Tangent Space to a Linear System Let $X$ be a smooth projective variety and let $D$ be an effective divisor on $X$.  Is there a natural way to describe the tangent space to $|D|$ (or $|D|^\vee$, of course) at a divisor $D'$? Preferably as some sort of cohomology group, again ideally on $X$.  I would prefer to avoid using the fact that the linear system is a projective space, and do things naturally.
 A: The linear system $|D|$ is the projectivization of $H^0(X,\mathcal O(D)).$  The divisor $D'$ corresponds to a line $\ell_{D'} \subset H^0(X,\mathcal O(D)).$ (This line consists of all the sections whose zero loci are equal to $D'$.)  The space $Hom(\ell_{D'},H^0(X,\mathcal O(D))/\ell_{D'})$
is a vector space of the same dimension as $|D|$, and is naturally isomorphic to the
tangent space of $|D|$ at $D'$.
(Here is am using the general fact that if $V$ is an vector space, and $\ell \subset V$
a line through the origin, then the tangent space to the projectivization $\mathbb P(V)$
at the point corresponding to the line $\ell$ is identified with
$Hom(\ell,V/\ell)$.)
[Thanks to Georges Elencwajg for correcting an earlier misstatement here.]

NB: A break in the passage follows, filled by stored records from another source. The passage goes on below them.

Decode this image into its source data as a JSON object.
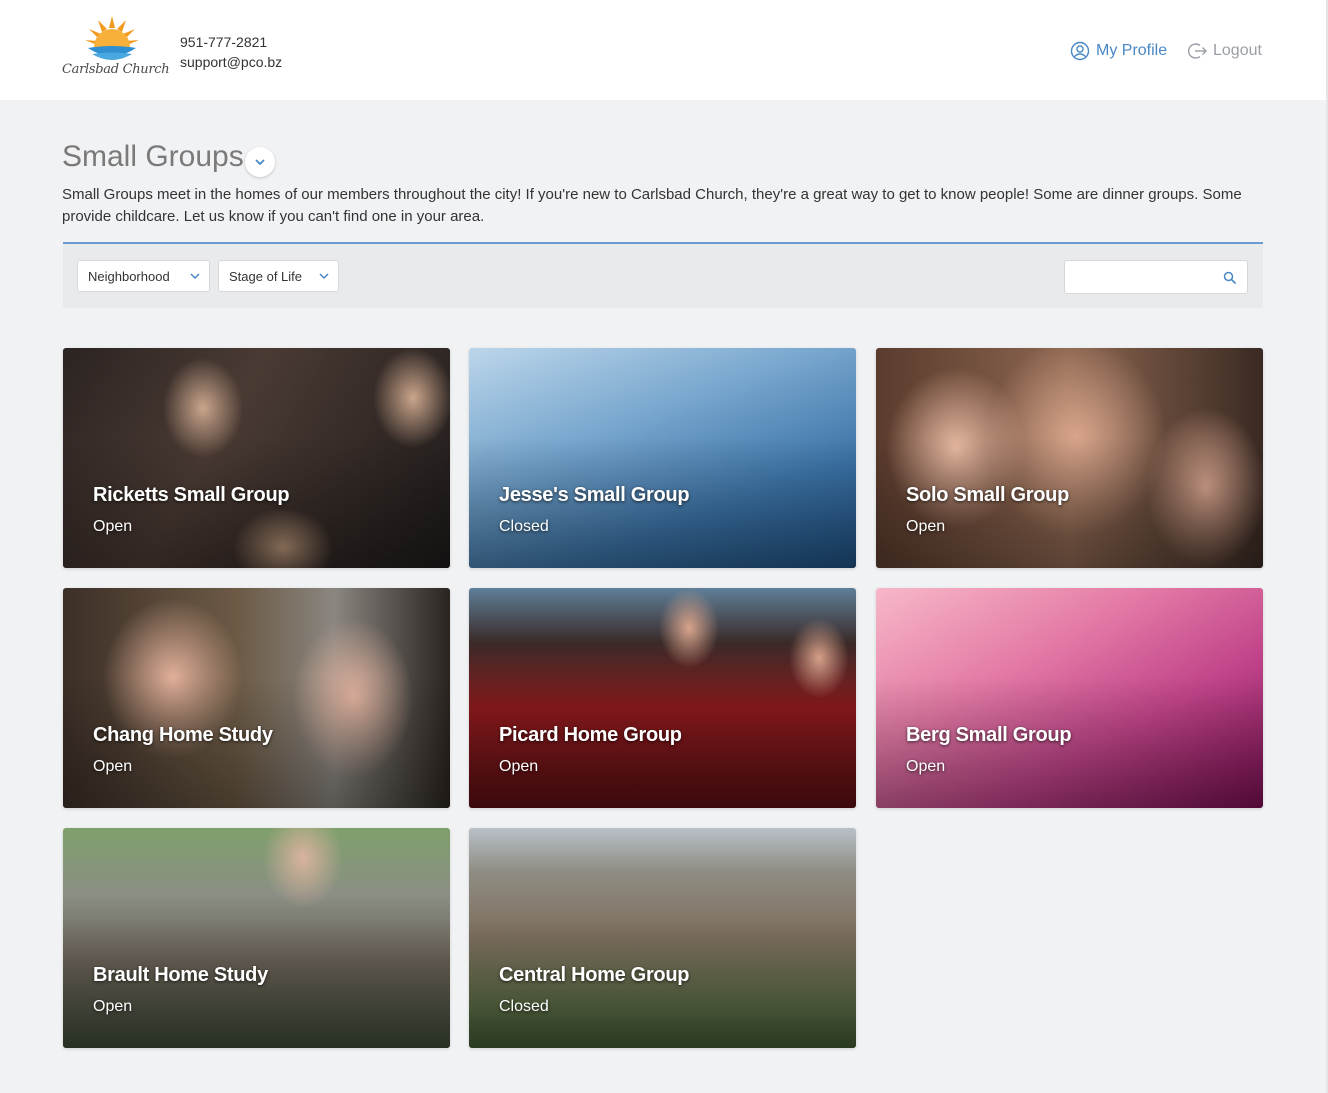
{
  "header": {
    "logo_text": "Carlsbad Church",
    "phone": "951-777-2821",
    "email": "support@pco.bz",
    "profile_label": "My Profile",
    "logout_label": "Logout"
  },
  "page": {
    "title": "Small Groups",
    "description": "Small Groups meet in the homes of our members throughout the city! If you're new to Carlsbad Church, they're a great way to get to know people! Some are dinner groups. Some provide childcare. Let us know if you can't find one in your area."
  },
  "filters": {
    "neighborhood_label": "Neighborhood",
    "stage_label": "Stage of Life",
    "search_placeholder": ""
  },
  "groups": [
    {
      "name": "Ricketts Small Group",
      "status": "Open"
    },
    {
      "name": "Jesse's Small Group",
      "status": "Closed"
    },
    {
      "name": "Solo Small Group",
      "status": "Open"
    },
    {
      "name": "Chang Home Study",
      "status": "Open"
    },
    {
      "name": "Picard Home Group",
      "status": "Open"
    },
    {
      "name": "Berg Small Group",
      "status": "Open"
    },
    {
      "name": "Brault Home Study",
      "status": "Open"
    },
    {
      "name": "Central Home Group",
      "status": "Closed"
    }
  ],
  "colors": {
    "accent": "#4a87c5",
    "filter_rule": "#6a9bd4",
    "background": "#f1f2f4"
  }
}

One can say a little more; before doing so, it's convenient to note that $D$ can be any divisor in the linear system, and so it is no loss of generality to set $D = D'$; this
eases the notation somewhat.  We also fix a section of $\mathcal O(D)$ cutting out $D$,
i.e. a basis of $\ell_D$, which gives an identification
$\ell_D = k =  H^0(X,\mathcal O).$; this allows us to rewrite $Hom(\ell_D,H^0(X,\mathcal O(D))/\ell_D)$
simply as
$H^0(X,\mathcal O(D))/\ell_D$.
Our choice of basis for $\ell_D$ gives a short exact sequence
$$0 \to \mathcal O \to \mathcal O(D) \to \mathcal O(D)\_{| D} \to 0,$$
and taking global sections gives
$$0 \to \ell_{D} \to H^0(X,\mathcal O(D)) \to H^0(D, \mathcal O(D)\_{| D}),$$
and hence an injection
$$H^0(X,\mathcal O(D))/\ell_{D} \hookrightarrow H^0(D,\mathcal O(D)\_{| D}).$$
But this is not going to be an isomorphism in general, I guess.
Indeed,
the cokernel embeds into $H^1(X,\mathcal O)$, which is the tangent space to Pic $X$,
while $H^0(D,\mathcal O(D)\_{|D})$ is the tangent space to the Hilbert scheme of $X$
at $D$.  [Note: To see this, observe that our choice of section cutting out $D$ corresponds to
a choice of isomorphism $\mathcal O(D) \cong \mathcal I_D^{-1},$ and it is
$(\mathcal I_{D}^{-1})\_{| D}$ that is canonically the normal bundle to $D$.] The map
$H^0(D,\mathcal O(D)_{|D}) \to H^1(X,\mathcal O)$ then measures the extent to which
the deformations of $D$ in $X$ fill up the component of the Picard scheme
containing $D$.  I imagine that if $D$ is sufficiently positive then this map is surjective;
at least when $X$ is a surface, this is the main result of Mumford's "Lectures on curves on an algebraic surface" (if I am remembering correctly).